Ses mots et ses scénarios ont mis en scène sans honte ni complexe notre langage si particulier, la beauté vitale de nos régions, la lumière de notre culture et aussi la noirceur de nos tares collectives.

VLB a écrit le Québec, et toute son œuvre est un témoignage d’amour à son endroit. Le fleurdelisé et le drapeau des patriotes devant sa vieille maison ancestrale, nichée derrière de luxuriants arbres au bord de la 132, sont aujourd’hui en berne et on n’accuse pas encore, collectivement, le choc de sa mort et le néant qu’il laissera par son absence.

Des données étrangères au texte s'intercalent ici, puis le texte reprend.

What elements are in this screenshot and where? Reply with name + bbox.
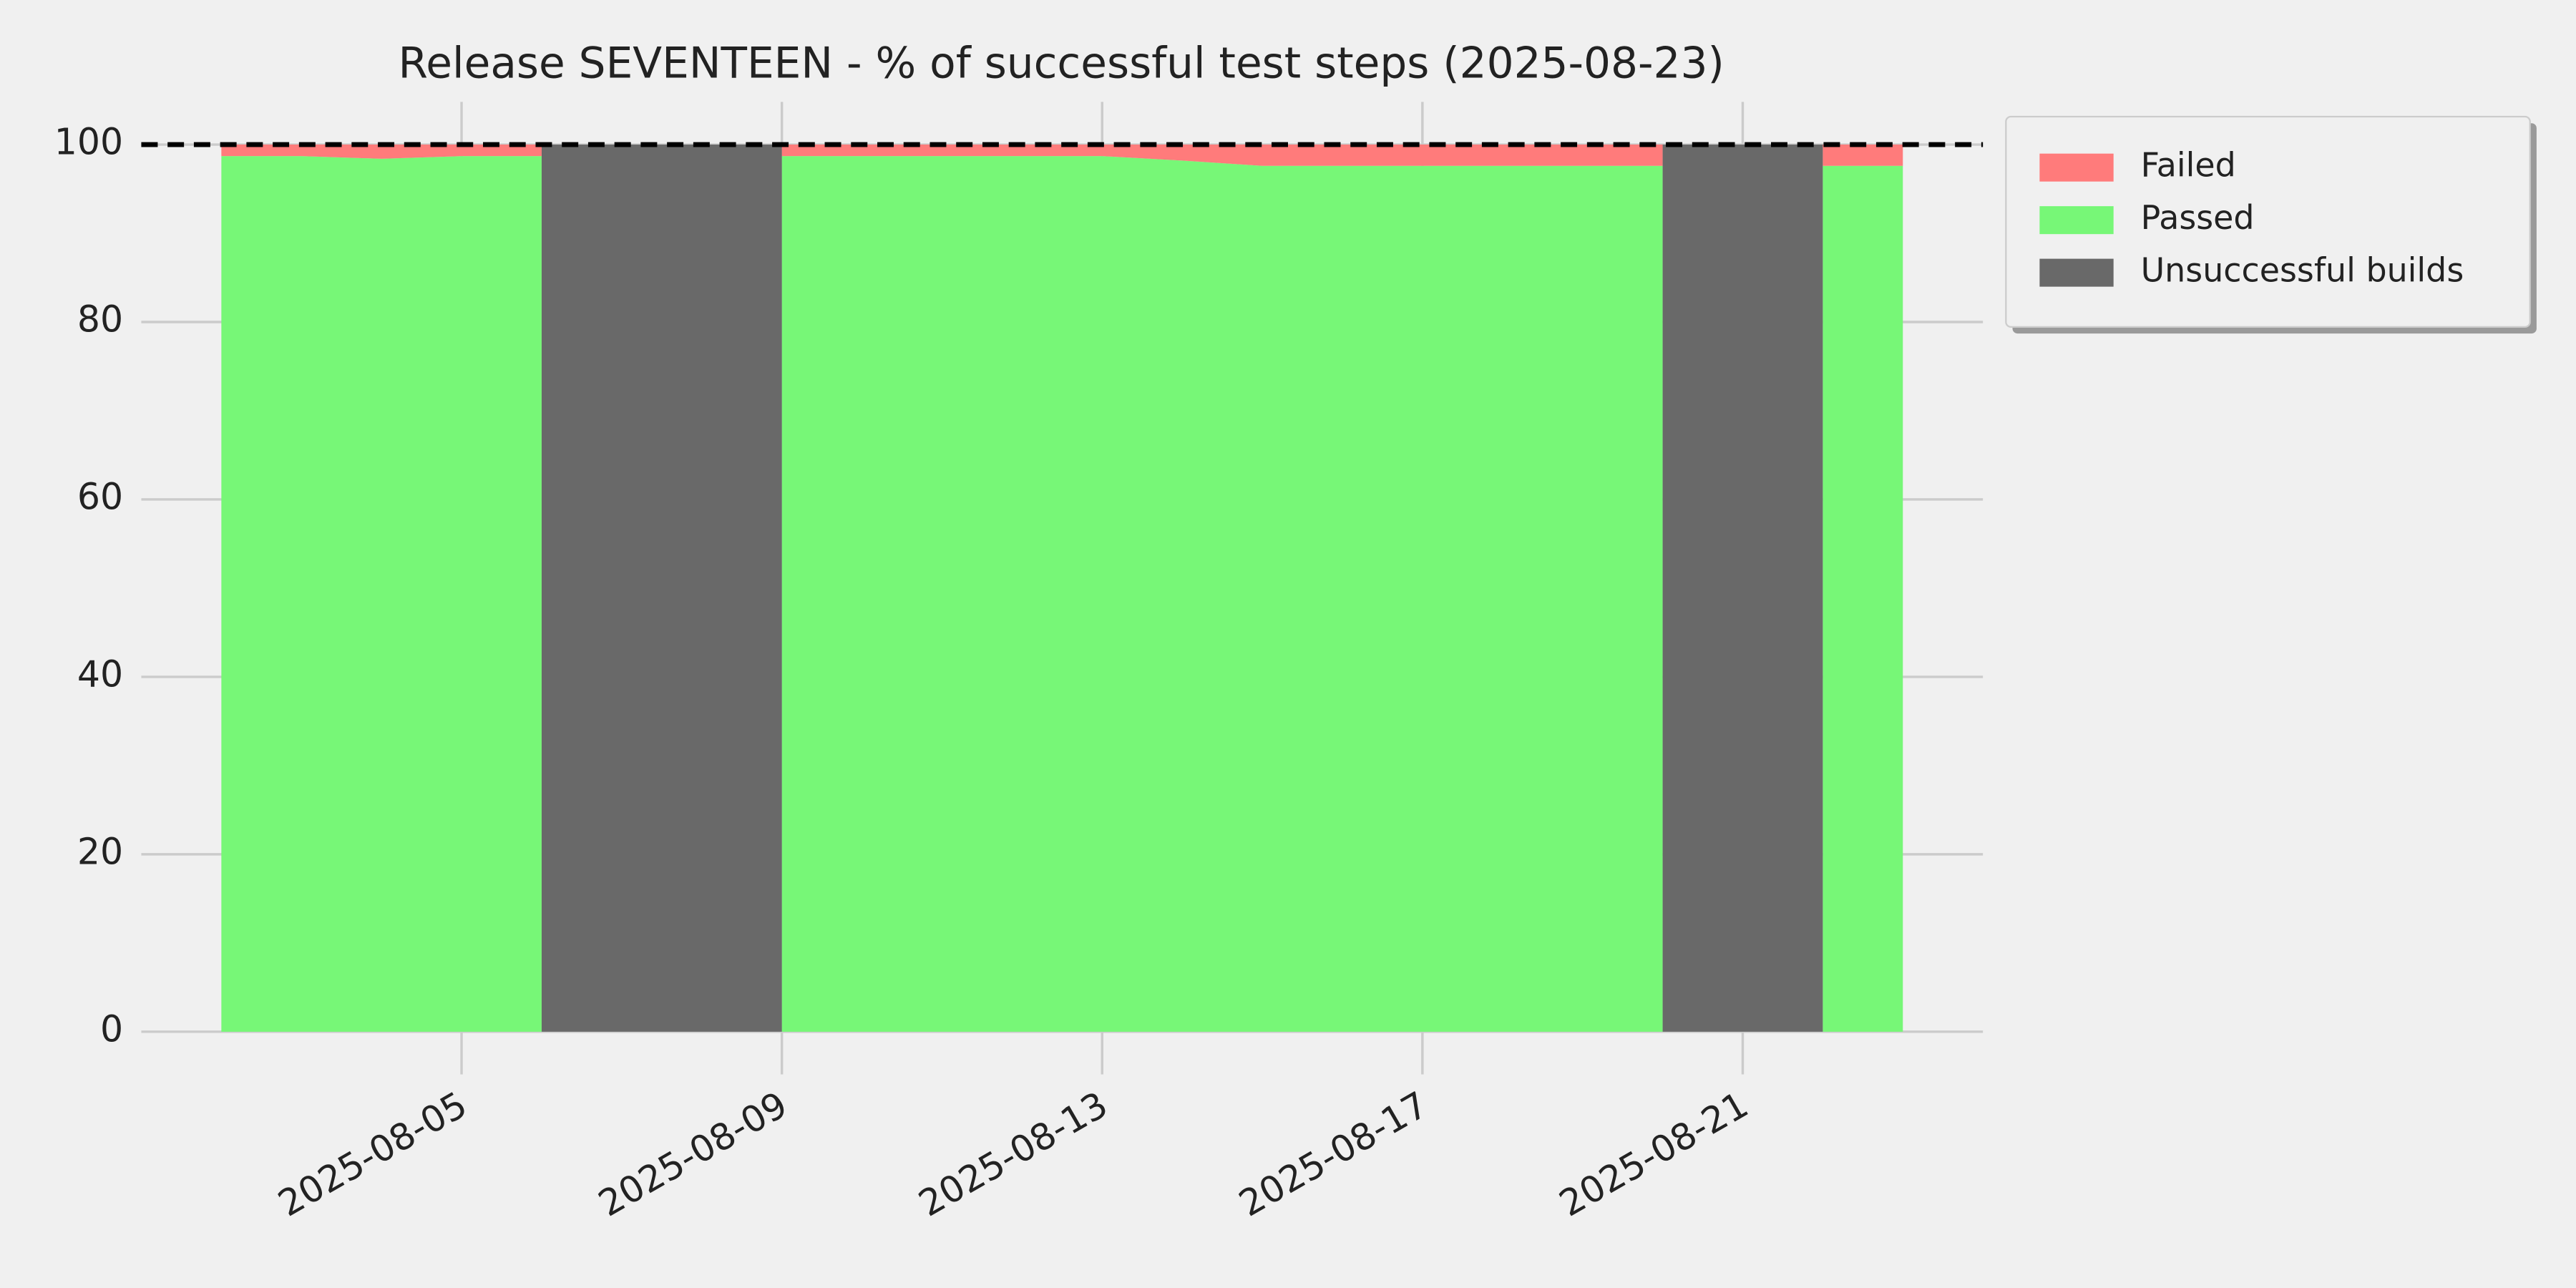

S’affirmer pour se dépasser

Lévy, comme l’appelaient ses amis intimes, incarnait l’inverse de l’écrasement national et de la honte de soi qui affligent aujourd’hui notre peuple. Ses scénarios – notamment celui de L’Héritage – s’inscrivaient également en faux d’une tendance contemporaine à mépriser les classes populaires régionales en considérant que le savoir et la grande culture leur sont inaccessibles. Son absence totale de snobisme face au genre archipopulaire du téléroman est un autre témoignage de l’affection sincère, authentique et profonde que cet homme avait pour ses compatriotes. Beaulieu, sa vie et son œuvre sont un témoignage vibrant de notre valeur et de notre unicité en tant que peuple. En ce sens, il nous fait réfléchir sur l’importance de notre affirmation collective, tant pour prendre conscience de ce qu’il y a de beau en nous que des limites qui sont les nôtres et que l’on doit chercher à dépasser: crispation intergénérationnelle, incompréhension, communications ardues, relations familiales parfois extrêmement tordues et malsaines fondées sur la domination plutôt que sur le respect – des thèmes qui étaient aussi chers au psychiatre Pierre Mailloux, un autre enraciné décédé discrètement en janvier 2024. VLB était donc l’incarnation littéraire de la force vitale québécoise: il proposait de nous voir pour ce que nous étions afin de nous élever.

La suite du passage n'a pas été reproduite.